וגר לא תונה וגר לא תלחצנו כי גרים הייתם בארץ מצרים
is closely connected with the thought expressed in the preceding verse. There it says that even a native-born Jew of the purest descent forfeits his life amidst the Jewish national community as soon as he departs, in the slightest degree, from the pure basic principle of Jewish worship of God. By contrast, here it says that one who was born a heathen is entitled to complete equality and full rights among Jews under Jewish law from the moment he joins the Jewish fold by accepting the basic principles of Judaism and Jewish worship.

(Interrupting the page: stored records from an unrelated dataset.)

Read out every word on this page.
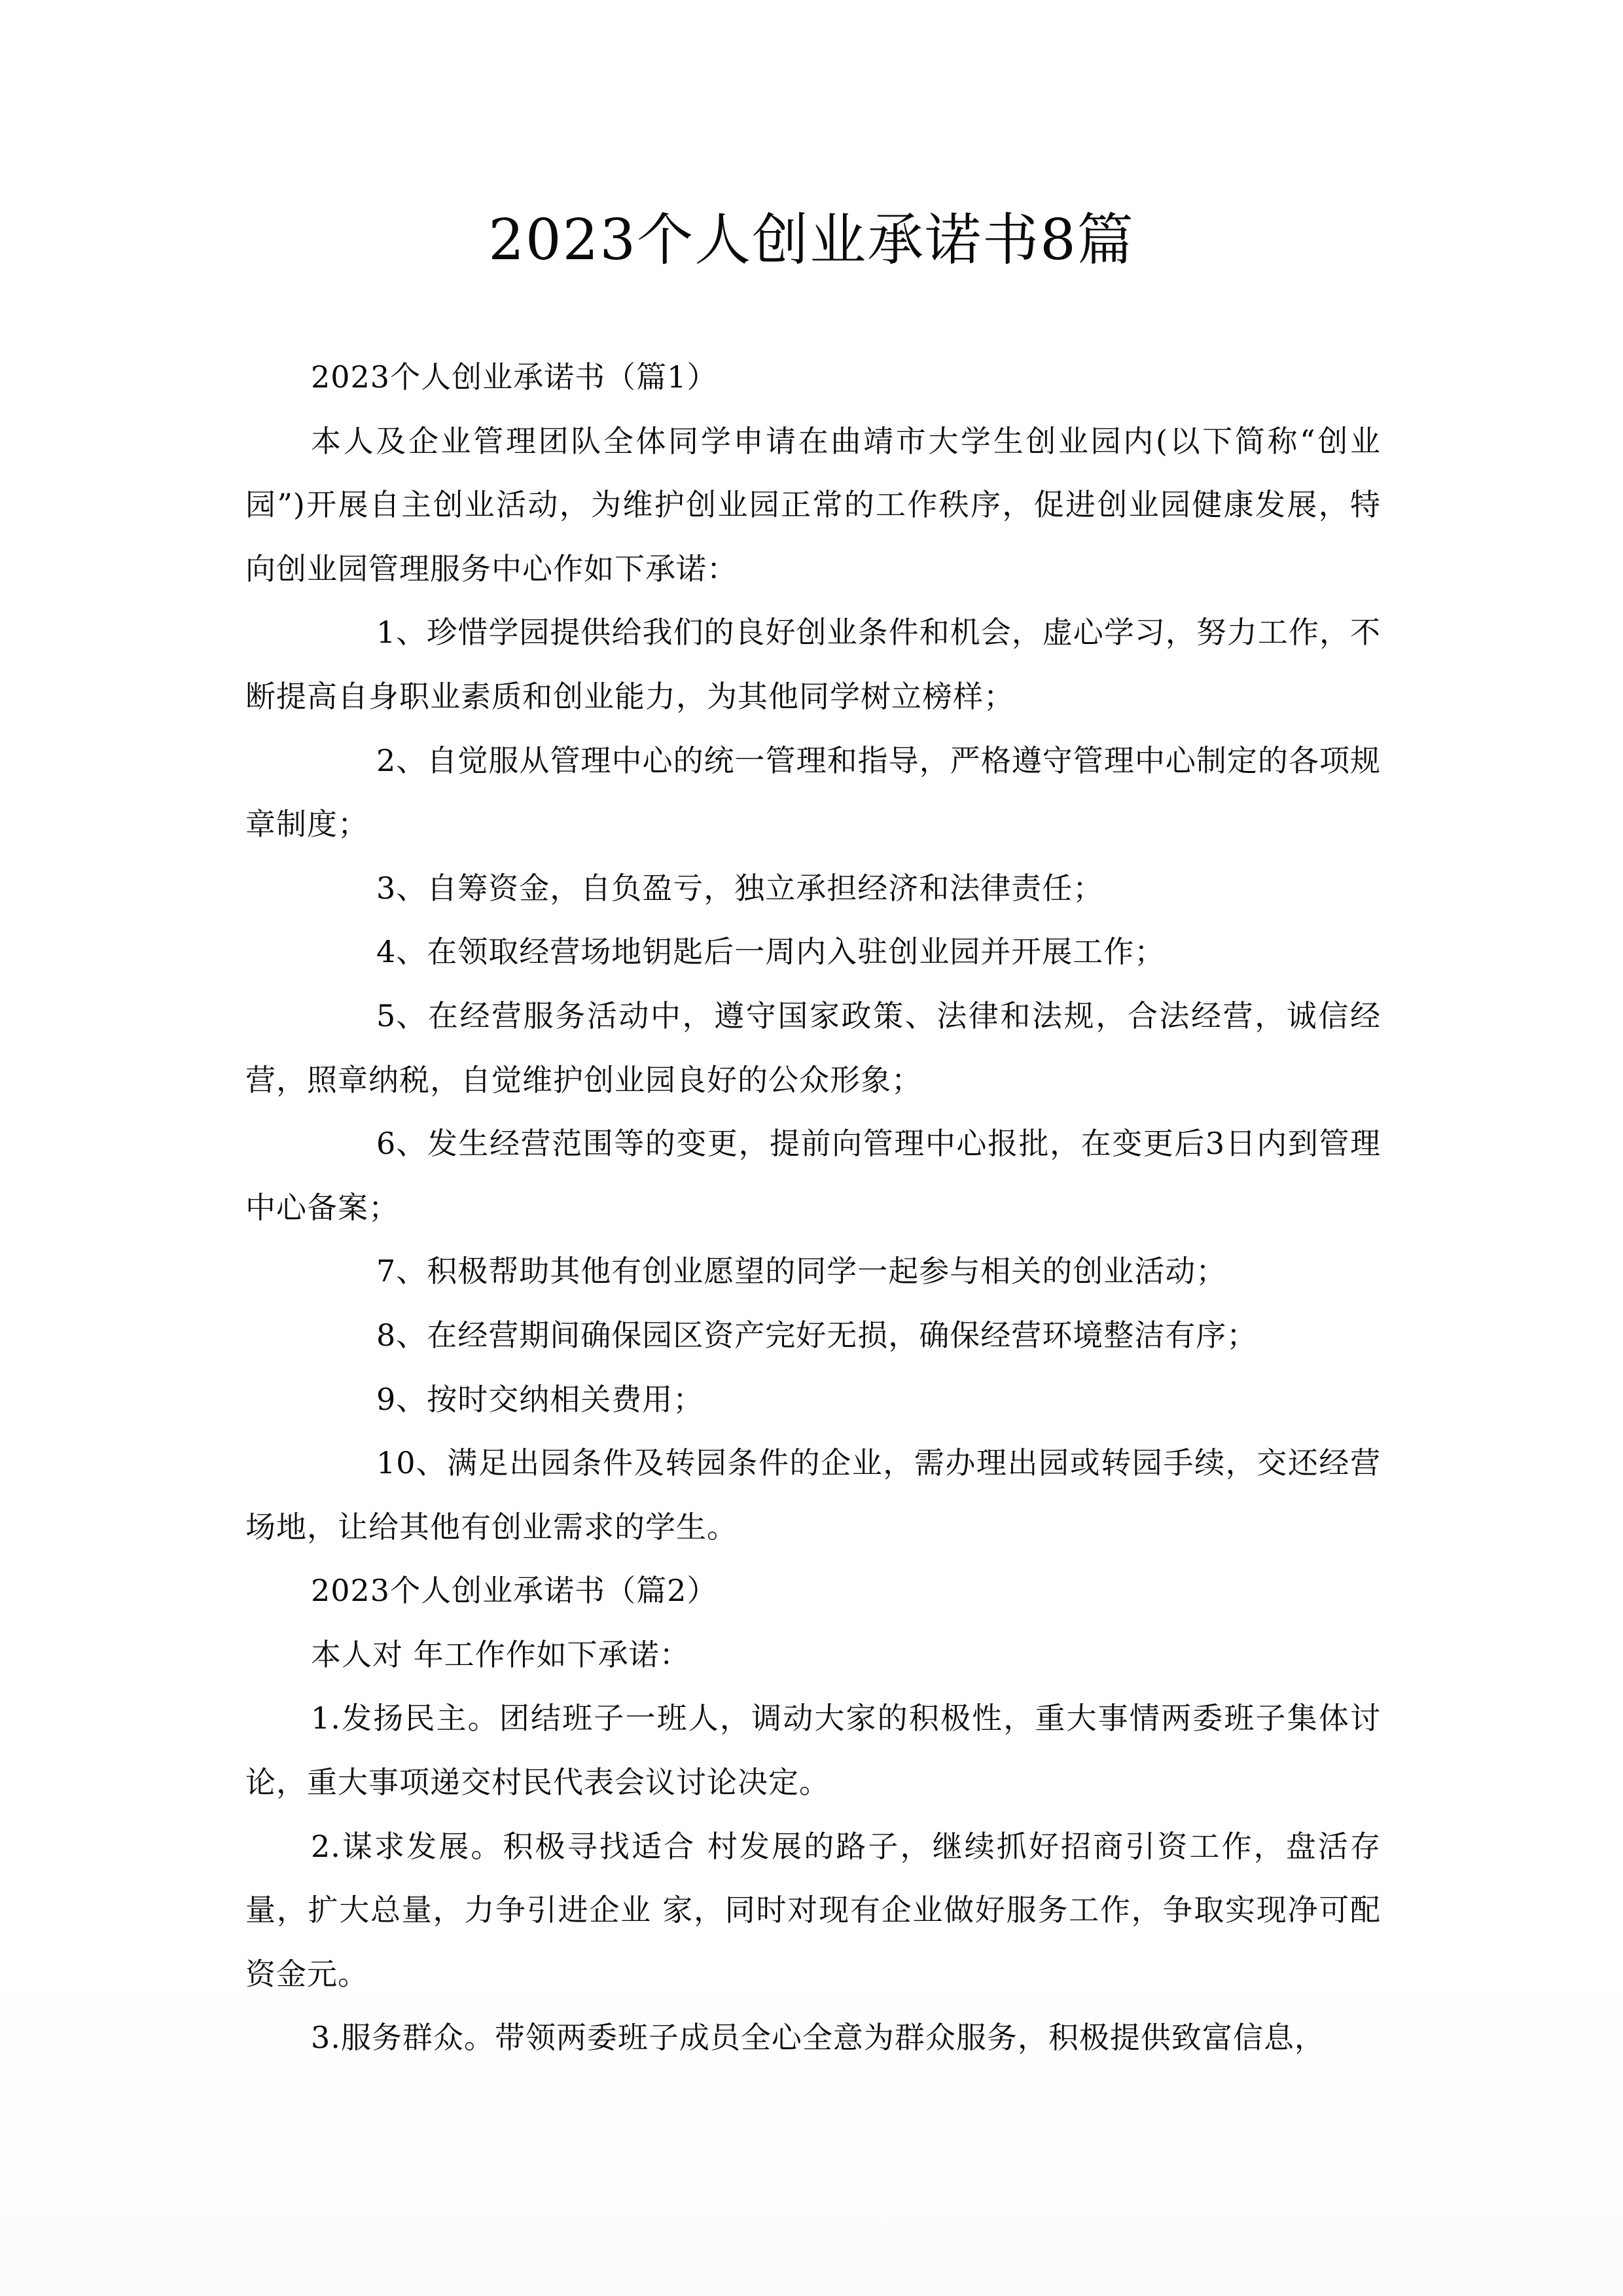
2023个人创业承诺书8篇

2023个人创业承诺书（篇1）

本人及企业管理团队全体同学申请在曲靖市大学生创业园内(以下简称“创业园”)开展自主创业活动，为维护创业园正常的工作秩序，促进创业园健康发展，特向创业园管理服务中心作如下承诺：

1、珍惜学园提供给我们的良好创业条件和机会，虚心学习，努力工作，不断提高自身职业素质和创业能力，为其他同学树立榜样；

2、自觉服从管理中心的统一管理和指导，严格遵守管理中心制定的各项规章制度；

3、自筹资金，自负盈亏，独立承担经济和法律责任；

4、在领取经营场地钥匙后一周内入驻创业园并开展工作；

5、在经营服务活动中，遵守国家政策、法律和法规，合法经营，诚信经营，照章纳税，自觉维护创业园良好的公众形象；

6、发生经营范围等的变更，提前向管理中心报批，在变更后3日内到管理中心备案；

7、积极帮助其他有创业愿望的同学一起参与相关的创业活动；

8、在经营期间确保园区资产完好无损，确保经营环境整洁有序；

9、按时交纳相关费用；

10、满足出园条件及转园条件的企业，需办理出园或转园手续，交还经营场地，让给其他有创业需求的学生。

2023个人创业承诺书（篇2）

本人对 年工作作如下承诺：

1.发扬民主。团结班子一班人，调动大家的积极性，重大事情两委班子集体讨论，重大事项递交村民代表会议讨论决定。

2.谋求发展。积极寻找适合 村发展的路子，继续抓好招商引资工作，盘活存量，扩大总量，力争引进企业 家，同时对现有企业做好服务工作，争取实现净可配资金元。

3.服务群众。带领两委班子成员全心全意为群众服务，积极提供致富信息，
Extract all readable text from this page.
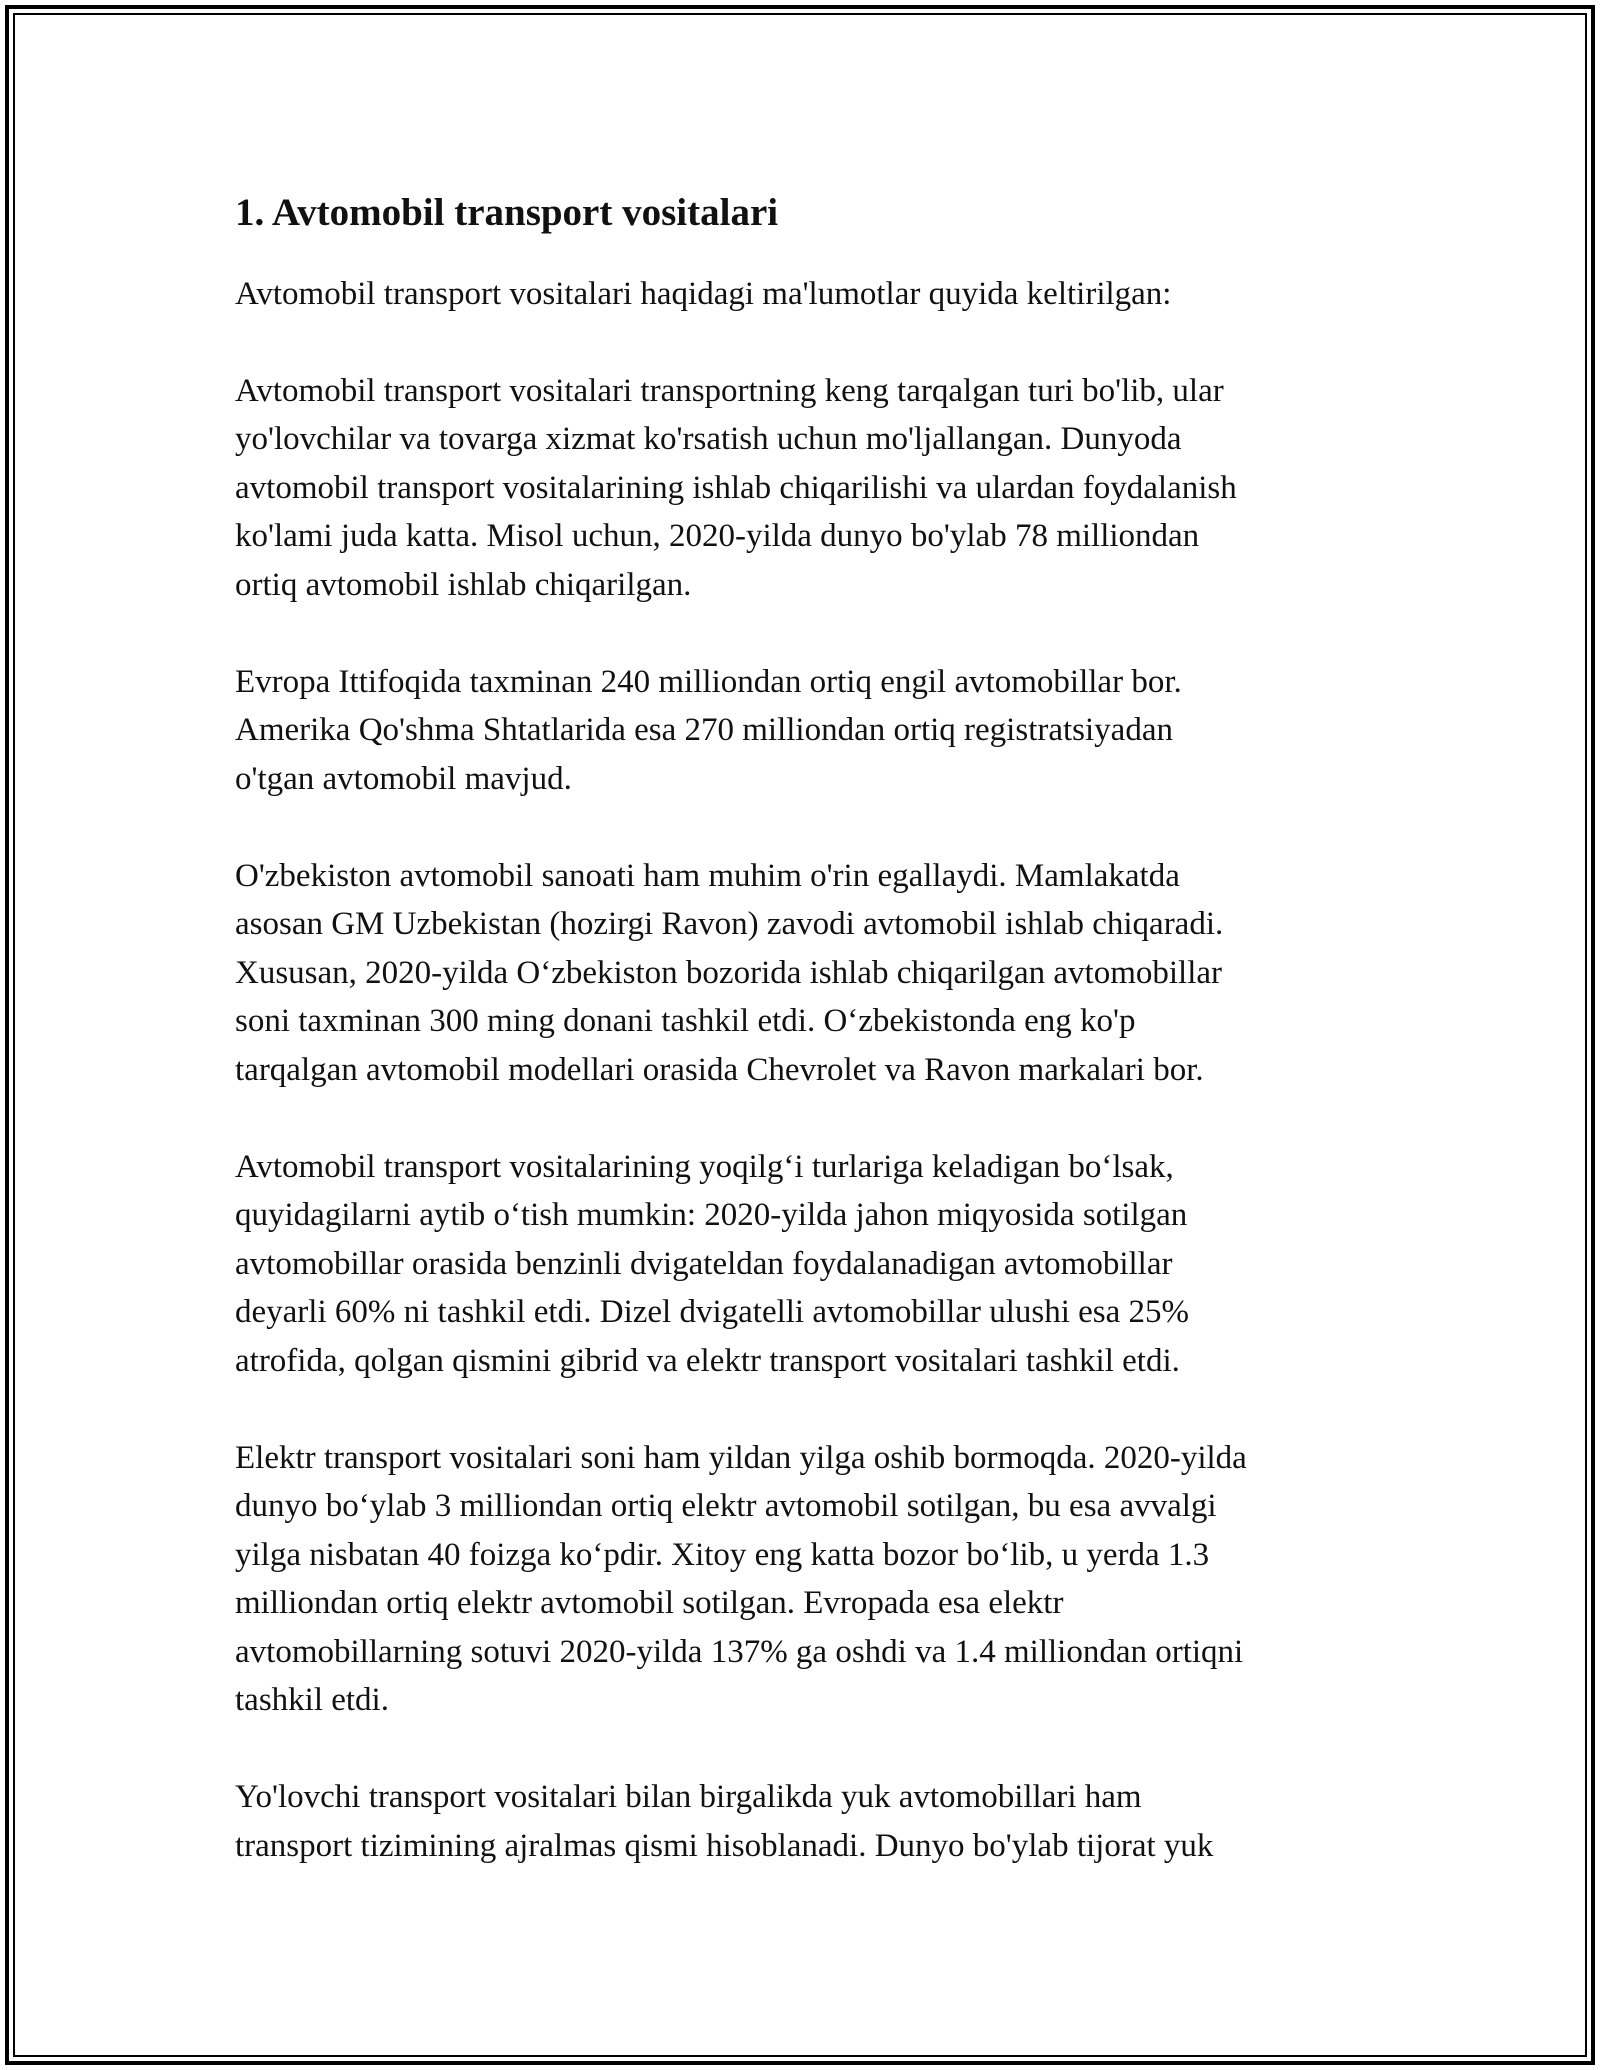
1. Avtomobil transport vositalari

Avtomobil transport vositalari haqidagi ma'lumotlar quyida keltirilgan:

Avtomobil transport vositalari transportning keng tarqalgan turi bo'lib, ular
yo'lovchilar va tovarga xizmat ko'rsatish uchun mo'ljallangan. Dunyoda
avtomobil transport vositalarining ishlab chiqarilishi va ulardan foydalanish
ko'lami juda katta. Misol uchun, 2020-yilda dunyo bo'ylab 78 milliondan
ortiq avtomobil ishlab chiqarilgan.

Evropa Ittifoqida taxminan 240 milliondan ortiq engil avtomobillar bor.
Amerika Qo'shma Shtatlarida esa 270 milliondan ortiq registratsiyadan
o'tgan avtomobil mavjud.

O'zbekiston avtomobil sanoati ham muhim o'rin egallaydi. Mamlakatda
asosan GM Uzbekistan (hozirgi Ravon) zavodi avtomobil ishlab chiqaradi.
Xususan, 2020-yilda O‘zbekiston bozorida ishlab chiqarilgan avtomobillar
soni taxminan 300 ming donani tashkil etdi. O‘zbekistonda eng ko'p
tarqalgan avtomobil modellari orasida Chevrolet va Ravon markalari bor.

Avtomobil transport vositalarining yoqilg‘i turlariga keladigan bo‘lsak,
quyidagilarni aytib o‘tish mumkin: 2020-yilda jahon miqyosida sotilgan
avtomobillar orasida benzinli dvigateldan foydalanadigan avtomobillar
deyarli 60% ni tashkil etdi. Dizel dvigatelli avtomobillar ulushi esa 25%
atrofida, qolgan qismini gibrid va elektr transport vositalari tashkil etdi.

Elektr transport vositalari soni ham yildan yilga oshib bormoqda. 2020-yilda
dunyo bo‘ylab 3 milliondan ortiq elektr avtomobil sotilgan, bu esa avvalgi
yilga nisbatan 40 foizga ko‘pdir. Xitoy eng katta bozor bo‘lib, u yerda 1.3
milliondan ortiq elektr avtomobil sotilgan. Evropada esa elektr
avtomobillarning sotuvi 2020-yilda 137% ga oshdi va 1.4 milliondan ortiqni
tashkil etdi.

Yo'lovchi transport vositalari bilan birgalikda yuk avtomobillari ham
transport tizimining ajralmas qismi hisoblanadi. Dunyo bo'ylab tijorat yuk
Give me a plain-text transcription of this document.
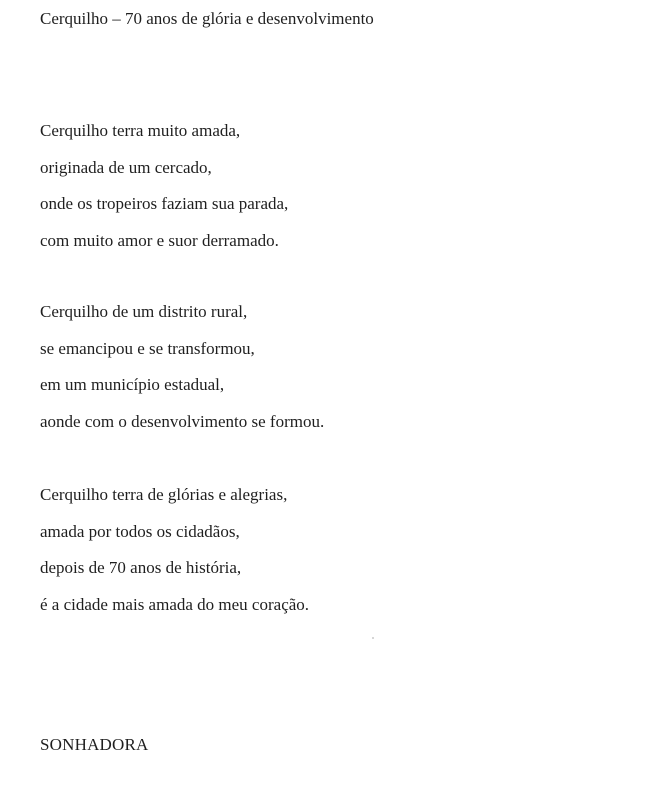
Cerquilho – 70 anos de glória e desenvolvimento
Cerquilho terra muito amada,
originada de um cercado,
onde os tropeiros faziam sua parada,
com muito amor e suor derramado.
Cerquilho de um distrito rural,
se emancipou e se transformou,
em um município estadual,
aonde com o desenvolvimento se formou.
Cerquilho terra de glórias e alegrias,
amada por todos os cidadãos,
depois de 70 anos de história,
é a cidade mais amada do meu coração.
SONHADORA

The connection between these two verses marks the great principle, frequently reiterated in Scripture, that personal and civil rights, and personal worth, do not depend on descent, place of birth, or property ownership, nor do they depend on any external, incidental factor that bears no relationship to the individual’s true character. Rather, they depend solely on the individual’s moral and spiritual qualities.
The distinctive rationale כי גרים הייתם בארץ מצרים serves to safeguard this principle against any violation. For the meaning of this rationale is not the same as that of וזכרת כי עבד היית (below, 23:9). Rather, here it says simply and absolutely: כי גרים הייתם. Your whole misfortune in Egypt was that you were גרים there, and that as such, in the view of the other nations, you were not entitled to land, homeland, or existence there, and they could do with you as they pleased. As גרים you were without any rights in Egypt; this led to your עבדות (enslavement) and to your עינוי (affliction). Therefore we are warned: When you have a state of your own, do not make human rights dependent on anything other than the pure humanity inherent in every person. Any deprivation of human rights will open the door to all the abominations of tyranny and abuse that were practiced in Egypt.
גר stems from the root גרה, which is phonetically related to ינה (“to humble,” “to humiliate”), to כנה (“to call something by an incorrect name”), to the Rabbinic term גנה (“to vilify”), and perhaps also to קנה (“to bring under one’s control,” “to acquire”). The root גרה, then, means to illegally deprive of material or spiritual possessions. Thus (a) to defraud in commerce, in purchase or sale, וכי תמכרו ממכר לעמיתך או קנה מיד עמיתך אל תונו איש את אחיו (Vayikra 25:14); (b) to hurt with words in social intercourse, אונאת דברים.
Accordingly, וגר לא תונה would seem to mean: Do not wrong the stranger — neither by words nor by deeds. In Bava Metzia 58b, however, our verse is taken to refer to אונאת דברים. Below, on verses 21–22, which are closely related to our verse, we shall have to focus on the fluctuation between the singular and the plural form of address.